Terrylene-doped biphenyl monocrystals for optical single-molecule spectroscopy

Biphenyl forms at normal pressure and temperatures below 40 K incommensurate crystalline structures with physical properties varying in space on a scale of nanometers. As biphenyl crystals are optically transparent, there is a possibility to study these natural nanostructures optically, by doping the host crystal with nanoscopic probes with optical properties depending on their local environment. It has already been demonstrated that terrylene impurity molecules in polycrystalline biphenyl sample can successfully play the role of such kind of sensitive nanoprobes when studied by the methods of high-resolution laser spectroscopy. We report growing of thin biphenyl monocrystals doped with terrylene molecules at very low concentrations. These sublimation-grown flakes can be studied at liquid helium temperatures using the technique of single-molecule spectroscopy.

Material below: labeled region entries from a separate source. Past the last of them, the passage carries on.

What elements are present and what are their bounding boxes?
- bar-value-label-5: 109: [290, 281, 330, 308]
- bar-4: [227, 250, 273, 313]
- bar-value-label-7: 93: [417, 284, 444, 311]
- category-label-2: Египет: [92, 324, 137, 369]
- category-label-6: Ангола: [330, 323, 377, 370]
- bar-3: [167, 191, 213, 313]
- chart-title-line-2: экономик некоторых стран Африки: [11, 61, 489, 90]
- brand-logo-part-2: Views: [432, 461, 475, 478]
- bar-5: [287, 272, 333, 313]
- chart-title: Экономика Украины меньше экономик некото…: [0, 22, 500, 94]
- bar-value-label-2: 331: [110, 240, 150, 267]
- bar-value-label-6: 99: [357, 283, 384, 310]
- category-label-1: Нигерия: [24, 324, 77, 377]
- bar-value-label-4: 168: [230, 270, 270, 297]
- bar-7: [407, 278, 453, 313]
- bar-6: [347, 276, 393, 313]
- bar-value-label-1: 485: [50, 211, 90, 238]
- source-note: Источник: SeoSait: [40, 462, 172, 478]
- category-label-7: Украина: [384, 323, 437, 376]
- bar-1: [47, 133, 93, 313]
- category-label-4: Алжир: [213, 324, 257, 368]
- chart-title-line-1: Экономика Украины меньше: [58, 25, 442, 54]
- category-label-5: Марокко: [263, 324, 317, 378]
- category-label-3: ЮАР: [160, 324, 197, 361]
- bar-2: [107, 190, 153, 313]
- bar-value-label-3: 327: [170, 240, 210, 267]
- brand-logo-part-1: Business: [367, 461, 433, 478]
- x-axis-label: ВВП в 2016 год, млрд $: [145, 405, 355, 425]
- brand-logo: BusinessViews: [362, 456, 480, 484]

Compared to polycrystalline biphenyl samples, much higher signals and better signal-to-noise ratio can be achieved in single-molecule spectra. This allows to perform much faster spectral scans to find intensive single-molecule lines even in very dilute samples in spite of a very broad inhomogeneous absorption band of terrylene in biphenyl. Fast scanning also allows observation of single-molecule lines with much better temporal resolution, revealing processes of spectral diffusion occurring at different time scales. This can be helpful in our attempts to learn about the role of the matrix incommensurability in spectral features observed. Extremely high variability of temporal and spectral behaviour of terrylene single-molecule lines is reported, which is unusual for crystalline hosts.